Burnett D M, Gal J, Zahniser N R, Nies A S
Department of Medicine, University of Colorado Health Sciences Center, Denver.
J Cardiovasc Pharmacol. 1988;12(5):615-9. doi: 10.1097/00005344-198811000-00017.
In order to determine whether the new antiarrhythmic agent propafenone interacts stereoselectively with beta-adrenergic receptors, the potencies of both the (-) and (+) isomers were determined using in vitro binding assays. (-)-Propafenone was the more potent isomer and competed with 125I-pindolol in a simple manner in both rat cerebral cortical and cerebellar membranes with Ki values of 32 +/- 1.7 and 77 +/- 5.8 nM, respectively. In contrast, competition curves for (+)-propafenone in the same tissues were more complex and revealed two binding sites with affinities 10- to 75-fold less potent than those for (-)-propafenone. Moreover, the (+)-propafenone was found by high performance liquid chromatography (HPLC) analysis to be contaminated with 3% of the more potent (-)-isomer; this contamination accounted for most of the apparent activity of the (+)-propafenone. These data suggest that interactions of propafenone with both beta 1- and beta 2-receptors are markedly stereoselective for the (-) isomer. It is possible that beta-adrenergic receptor blockade by the (-) isomer may be responsible for some of the adverse clinical effects that have been reported with propafenone therapy.

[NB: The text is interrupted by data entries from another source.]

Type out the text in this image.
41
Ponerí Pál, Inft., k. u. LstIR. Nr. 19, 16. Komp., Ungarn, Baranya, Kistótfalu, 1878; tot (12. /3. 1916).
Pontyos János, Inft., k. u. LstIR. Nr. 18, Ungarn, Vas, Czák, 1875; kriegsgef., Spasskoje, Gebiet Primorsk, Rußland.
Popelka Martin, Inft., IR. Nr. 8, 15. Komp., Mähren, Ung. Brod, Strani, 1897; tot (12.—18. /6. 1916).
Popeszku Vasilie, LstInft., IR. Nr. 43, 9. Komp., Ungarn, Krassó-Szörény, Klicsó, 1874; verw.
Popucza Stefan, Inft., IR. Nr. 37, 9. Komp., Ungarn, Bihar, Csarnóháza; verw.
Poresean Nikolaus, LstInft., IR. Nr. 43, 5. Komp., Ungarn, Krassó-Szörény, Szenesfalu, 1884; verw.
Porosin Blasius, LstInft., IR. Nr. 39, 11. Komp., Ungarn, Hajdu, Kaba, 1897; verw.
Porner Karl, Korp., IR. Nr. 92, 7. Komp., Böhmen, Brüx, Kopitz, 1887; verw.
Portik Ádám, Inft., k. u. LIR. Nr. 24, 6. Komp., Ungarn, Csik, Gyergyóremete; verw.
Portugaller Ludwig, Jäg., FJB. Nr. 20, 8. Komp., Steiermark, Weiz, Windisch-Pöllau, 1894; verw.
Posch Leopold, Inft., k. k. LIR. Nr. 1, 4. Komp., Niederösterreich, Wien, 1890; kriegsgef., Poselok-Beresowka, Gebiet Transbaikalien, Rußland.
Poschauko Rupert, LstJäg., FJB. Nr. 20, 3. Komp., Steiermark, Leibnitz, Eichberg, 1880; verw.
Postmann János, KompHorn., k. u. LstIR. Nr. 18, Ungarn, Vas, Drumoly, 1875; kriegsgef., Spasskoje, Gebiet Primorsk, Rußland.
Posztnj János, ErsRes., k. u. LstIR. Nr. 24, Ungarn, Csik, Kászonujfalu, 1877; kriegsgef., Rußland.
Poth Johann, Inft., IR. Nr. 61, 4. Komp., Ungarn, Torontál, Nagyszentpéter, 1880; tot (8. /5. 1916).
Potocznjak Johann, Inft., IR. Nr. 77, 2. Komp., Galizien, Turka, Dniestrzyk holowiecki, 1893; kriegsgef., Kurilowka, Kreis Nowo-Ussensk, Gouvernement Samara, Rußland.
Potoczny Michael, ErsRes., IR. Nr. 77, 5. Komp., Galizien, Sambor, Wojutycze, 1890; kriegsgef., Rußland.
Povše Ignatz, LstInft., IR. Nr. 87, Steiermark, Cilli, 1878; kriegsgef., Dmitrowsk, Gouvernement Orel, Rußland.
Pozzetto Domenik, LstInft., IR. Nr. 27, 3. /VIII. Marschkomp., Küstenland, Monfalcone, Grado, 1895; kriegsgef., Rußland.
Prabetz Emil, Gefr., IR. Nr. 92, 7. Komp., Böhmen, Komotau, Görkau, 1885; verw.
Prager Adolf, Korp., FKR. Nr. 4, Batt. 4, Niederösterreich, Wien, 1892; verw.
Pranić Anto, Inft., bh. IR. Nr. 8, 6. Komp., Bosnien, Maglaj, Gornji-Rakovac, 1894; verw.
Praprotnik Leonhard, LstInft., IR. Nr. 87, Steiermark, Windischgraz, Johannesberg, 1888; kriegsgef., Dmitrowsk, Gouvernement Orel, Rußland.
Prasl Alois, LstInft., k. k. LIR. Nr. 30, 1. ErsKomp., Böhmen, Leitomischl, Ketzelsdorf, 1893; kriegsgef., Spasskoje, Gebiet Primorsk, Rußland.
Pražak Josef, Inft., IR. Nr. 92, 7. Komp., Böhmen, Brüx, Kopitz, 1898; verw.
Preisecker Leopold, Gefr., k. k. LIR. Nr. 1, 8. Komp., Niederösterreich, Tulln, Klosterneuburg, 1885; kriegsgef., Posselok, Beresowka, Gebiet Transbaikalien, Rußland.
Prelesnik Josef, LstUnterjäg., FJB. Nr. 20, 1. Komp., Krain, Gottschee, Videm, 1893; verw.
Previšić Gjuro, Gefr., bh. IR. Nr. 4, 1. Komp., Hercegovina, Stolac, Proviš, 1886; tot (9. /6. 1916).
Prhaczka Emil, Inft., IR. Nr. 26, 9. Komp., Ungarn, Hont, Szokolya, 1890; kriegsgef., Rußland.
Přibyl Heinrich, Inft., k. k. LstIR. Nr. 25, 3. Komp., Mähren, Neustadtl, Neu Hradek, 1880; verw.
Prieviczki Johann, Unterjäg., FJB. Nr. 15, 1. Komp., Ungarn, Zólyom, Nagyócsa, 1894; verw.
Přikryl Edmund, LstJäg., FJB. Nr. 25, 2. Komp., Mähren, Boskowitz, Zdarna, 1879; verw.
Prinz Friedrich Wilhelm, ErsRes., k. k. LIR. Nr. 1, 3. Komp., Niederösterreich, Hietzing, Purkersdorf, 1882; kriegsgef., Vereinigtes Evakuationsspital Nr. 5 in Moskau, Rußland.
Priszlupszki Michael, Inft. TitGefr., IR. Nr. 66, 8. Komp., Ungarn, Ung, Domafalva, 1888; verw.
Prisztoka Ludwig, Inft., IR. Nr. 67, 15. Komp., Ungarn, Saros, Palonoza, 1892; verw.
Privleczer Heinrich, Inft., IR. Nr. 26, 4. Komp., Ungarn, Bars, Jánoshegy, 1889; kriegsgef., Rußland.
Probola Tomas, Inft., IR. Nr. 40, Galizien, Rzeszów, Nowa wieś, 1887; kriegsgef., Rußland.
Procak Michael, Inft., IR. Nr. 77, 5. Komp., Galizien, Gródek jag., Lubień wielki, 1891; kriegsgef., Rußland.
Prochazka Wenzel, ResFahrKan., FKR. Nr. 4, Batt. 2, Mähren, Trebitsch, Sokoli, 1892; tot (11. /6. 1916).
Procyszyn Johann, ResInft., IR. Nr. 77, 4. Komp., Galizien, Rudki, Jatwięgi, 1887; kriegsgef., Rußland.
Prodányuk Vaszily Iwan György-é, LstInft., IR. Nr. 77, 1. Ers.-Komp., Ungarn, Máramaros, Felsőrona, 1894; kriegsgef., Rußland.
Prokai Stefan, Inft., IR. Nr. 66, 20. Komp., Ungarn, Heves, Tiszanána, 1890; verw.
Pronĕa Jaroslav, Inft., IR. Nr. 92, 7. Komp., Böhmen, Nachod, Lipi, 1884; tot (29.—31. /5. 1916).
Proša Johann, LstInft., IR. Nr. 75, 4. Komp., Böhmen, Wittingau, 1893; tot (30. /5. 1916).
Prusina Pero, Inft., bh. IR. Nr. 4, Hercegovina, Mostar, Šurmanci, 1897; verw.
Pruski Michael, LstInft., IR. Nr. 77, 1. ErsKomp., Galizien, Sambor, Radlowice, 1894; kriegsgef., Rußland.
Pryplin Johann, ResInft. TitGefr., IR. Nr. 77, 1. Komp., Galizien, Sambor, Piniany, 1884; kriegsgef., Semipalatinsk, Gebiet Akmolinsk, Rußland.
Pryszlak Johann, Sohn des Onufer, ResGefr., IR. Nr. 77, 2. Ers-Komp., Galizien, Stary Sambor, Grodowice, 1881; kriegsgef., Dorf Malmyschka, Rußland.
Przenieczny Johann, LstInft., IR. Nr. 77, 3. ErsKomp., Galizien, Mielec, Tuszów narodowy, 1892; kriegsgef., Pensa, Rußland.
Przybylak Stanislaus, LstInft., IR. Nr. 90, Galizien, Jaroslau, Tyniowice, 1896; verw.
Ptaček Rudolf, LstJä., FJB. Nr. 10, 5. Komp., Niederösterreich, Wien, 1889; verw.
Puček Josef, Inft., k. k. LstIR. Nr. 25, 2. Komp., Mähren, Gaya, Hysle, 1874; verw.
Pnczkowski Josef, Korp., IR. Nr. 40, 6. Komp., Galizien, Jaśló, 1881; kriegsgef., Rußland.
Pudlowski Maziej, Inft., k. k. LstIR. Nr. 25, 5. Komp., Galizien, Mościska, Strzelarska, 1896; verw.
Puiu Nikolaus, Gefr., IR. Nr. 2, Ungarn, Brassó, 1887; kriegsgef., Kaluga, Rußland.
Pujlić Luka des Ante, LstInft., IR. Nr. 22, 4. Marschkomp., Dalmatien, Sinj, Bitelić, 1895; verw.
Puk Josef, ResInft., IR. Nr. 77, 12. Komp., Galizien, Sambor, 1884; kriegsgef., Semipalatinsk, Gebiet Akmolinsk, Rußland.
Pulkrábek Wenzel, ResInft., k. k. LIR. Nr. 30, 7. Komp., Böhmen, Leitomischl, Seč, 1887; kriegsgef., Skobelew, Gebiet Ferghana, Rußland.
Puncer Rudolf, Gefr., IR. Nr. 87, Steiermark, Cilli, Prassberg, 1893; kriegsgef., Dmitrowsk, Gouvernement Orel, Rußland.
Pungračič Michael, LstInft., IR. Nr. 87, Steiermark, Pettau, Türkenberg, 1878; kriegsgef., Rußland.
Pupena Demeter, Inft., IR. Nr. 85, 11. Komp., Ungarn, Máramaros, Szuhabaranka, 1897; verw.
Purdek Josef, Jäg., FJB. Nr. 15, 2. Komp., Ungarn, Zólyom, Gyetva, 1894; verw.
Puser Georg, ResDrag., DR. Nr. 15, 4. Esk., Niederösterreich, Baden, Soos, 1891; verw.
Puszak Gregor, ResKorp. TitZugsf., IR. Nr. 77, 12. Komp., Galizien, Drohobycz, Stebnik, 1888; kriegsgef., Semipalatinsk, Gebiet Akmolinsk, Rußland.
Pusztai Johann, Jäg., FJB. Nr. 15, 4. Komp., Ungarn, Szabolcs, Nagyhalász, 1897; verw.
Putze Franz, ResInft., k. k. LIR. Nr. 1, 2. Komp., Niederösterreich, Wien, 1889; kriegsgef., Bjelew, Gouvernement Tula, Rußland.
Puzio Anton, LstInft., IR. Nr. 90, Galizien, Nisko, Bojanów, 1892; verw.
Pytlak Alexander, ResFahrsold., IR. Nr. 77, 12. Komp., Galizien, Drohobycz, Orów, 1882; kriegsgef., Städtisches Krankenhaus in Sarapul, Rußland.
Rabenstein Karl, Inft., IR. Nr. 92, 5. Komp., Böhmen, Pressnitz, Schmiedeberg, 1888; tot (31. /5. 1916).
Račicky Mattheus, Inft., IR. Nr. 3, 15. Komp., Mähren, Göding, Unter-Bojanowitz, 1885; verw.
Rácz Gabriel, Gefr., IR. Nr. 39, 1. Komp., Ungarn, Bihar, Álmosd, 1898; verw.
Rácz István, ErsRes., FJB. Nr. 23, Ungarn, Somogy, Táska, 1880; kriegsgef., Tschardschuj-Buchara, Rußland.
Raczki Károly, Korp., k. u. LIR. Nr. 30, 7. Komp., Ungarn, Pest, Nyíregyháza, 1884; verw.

为了确定新型抗心律失常药物普罗帕酮是否与β-肾上腺素能受体发生立体选择性相互作用,使用体外结合试验测定了(-)和(+)异构体的效价。(-)-普罗帕酮是更有效的异构体,在大鼠大脑皮质和小脑膜中以简单的方式与125I-吲哚洛尔竞争,Ki值分别为32±1.7和77±5.8 nM。相比之下,同一组织中(+)-普罗帕酮的竞争曲线更为复杂,显示出两个结合位点,其亲和力比(-)-普罗帕酮低10至75倍。此外,通过高效液相色谱(HPLC)分析发现(+)-普罗帕酮被3%更有效的(-)-异构体污染;这种污染占了(+)-普罗帕酮大部分的表观活性。这些数据表明,普罗帕酮与β1和β2受体的相互作用对(-)异构体具有明显的立体选择性。(-)异构体对β-肾上腺素能受体的阻断可能是普罗帕酮治疗中报道的一些不良临床效应的原因。